To think that we get to participate or view such a spectacle that is America without paying a price or offering flesh for the distractions from suffering (again, as we do with babies, soldiers and our athletes and many other quasi-celebrities), is the ignorance of our times. It would be shortsighted to think that those who participate in transactions of our contemporary spectacle and benefit from all of capitalism’s capital, aren’t also participating in a metaphysical transaction for a “free society” to be what it actually is: a candy store of deception that sugarcoats  an unfulfilling reality.

We still have to feed the universe the primal tax she charges for us to move forward in time and “progress”. But, what does that mean? It means there are repercussions for the diaspora of our digital illusions as we pay for distraction from suffering – in more ways than one. As our desires fracture, the market must “sophisticate”. A subverted culture & a nation at odds, your erectile dysfunction & your depleted wombs: this is the price we will pay for ‘Monday Night Football’ after you finish ‘The Bachelorette’. Through the promotion of flesh & blood within the stadium, on the news, through our social feeds, this is what has allowed ancient and contemporary Oligarchs (Mass Media Sources) to “keep the peace” from without. As long as you’re entertained, your revolution will never come. The colosseum was in full attendance as Rome collapsed. We’ll watch wars, not fight them. We let freedom make us fat.


The more freedom and choice we demand, the thicker our arteries grow. It’s all a trade off. In our sheltered environment where citizens aren’t supposed to suffer – we demand the characters of our American entertainment to bleed for us as we burn their jerseys. A “free” society, absent of overt slavery, gladiators don’t just bleed for their freedom anymore – they bleed for everyone else’s too.

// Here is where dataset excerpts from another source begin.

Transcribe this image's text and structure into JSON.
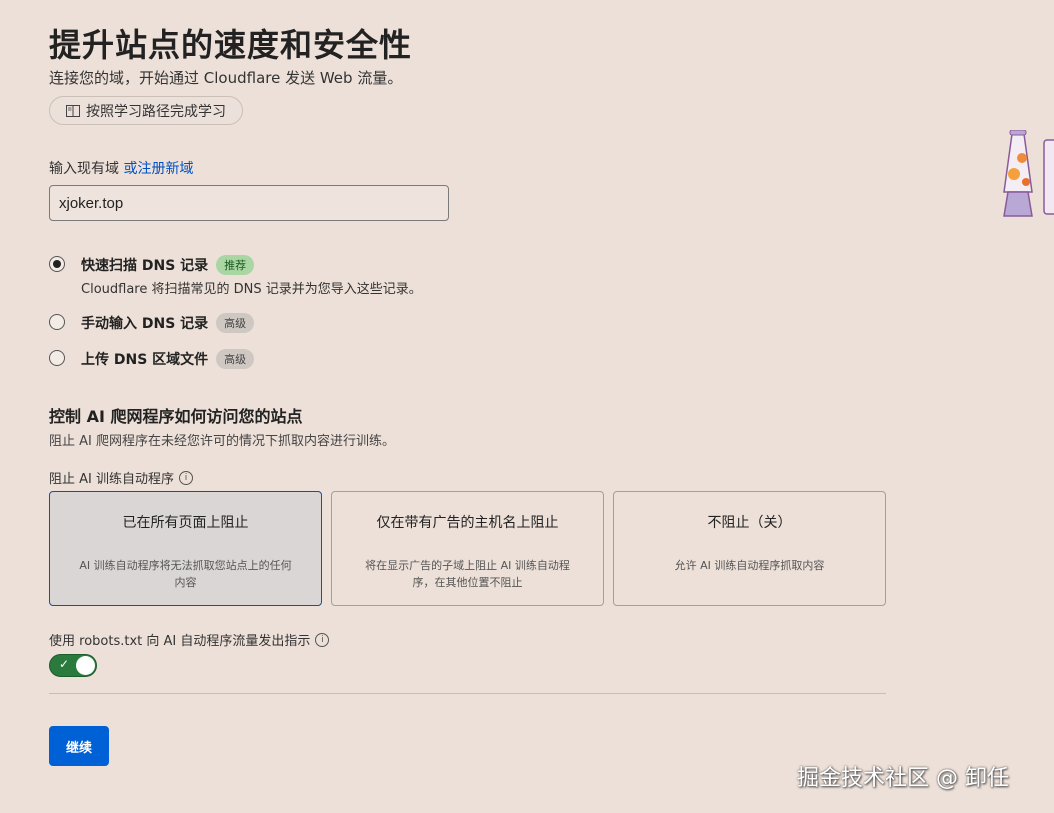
{
  "header": {
    "title": "提升站点的速度和安全性",
    "subtitle": "连接您的域，开始通过 Cloudflare 发送 Web 流量。",
    "learn_button": "按照学习路径完成学习"
  },
  "domain": {
    "label": "输入现有域",
    "register_link": "或注册新域",
    "value": "xjoker.top"
  },
  "options": [
    {
      "title": "快速扫描 DNS 记录",
      "badge": "推荐",
      "desc": "Cloudflare 将扫描常见的 DNS 记录并为您导入这些记录。",
      "checked": true
    },
    {
      "title": "手动输入 DNS 记录",
      "badge": "高级",
      "checked": false
    },
    {
      "title": "上传 DNS 区域文件",
      "badge": "高级",
      "checked": false
    }
  ],
  "ai": {
    "title": "控制 AI 爬网程序如何访问您的站点",
    "desc": "阻止 AI 爬网程序在未经您许可的情况下抓取内容进行训练。",
    "block_label": "阻止 AI 训练自动程序",
    "cards": [
      {
        "title": "已在所有页面上阻止",
        "desc": "AI 训练自动程序将无法抓取您站点上的任何内容",
        "selected": true
      },
      {
        "title": "仅在带有广告的主机名上阻止",
        "desc": "将在显示广告的子域上阻止 AI 训练自动程序，在其他位置不阻止",
        "selected": false
      },
      {
        "title": "不阻止（关）",
        "desc": "允许 AI 训练自动程序抓取内容",
        "selected": false
      }
    ],
    "robots_label": "使用 robots.txt 向 AI 自动程序流量发出指示",
    "robots_enabled": true
  },
  "continue_button": "继续",
  "watermark": "掘金技术社区 @ 卸任",
  "colors": {
    "accent": "#0060d6",
    "toggle_on": "#2b7a3d",
    "link": "#0051c3",
    "background": "#ede0d8"
  }
}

I’m no gladiator anymore, just a tourist. And when I marvel in the middle of Rome, I stare into a mirror of contemporary America. As a former masked gladiator of America, I bled but did not suffer. The pain was prized, rewarded. It had meaning. The pain had purpose. Now, as a citizen of America, I do not bleed and struggle to find meaning in its absence. This is why the crowd screams from the stands, spitting venom in the comment section.

Piazza Venezia

Transitioning from Gladiator to citizen, I’m beginning to understand why so many citizens who do not bleed begin to thirst for others to do so. I’m beginning to see the attraction in seeking out pain through the narratives of others. Absent of our own suffering we NEED our cultural avatars to suffer; we need to know that we are alive. We need to know that when humans rip open, something pours out. We will pay-per-view a fight when no fight is at our door. Even if that expensive fight is a trip to Italy with a 5’4 blonde.

In an ancient arena, where the sand soaks up all the blood…there is nothing new under the sun.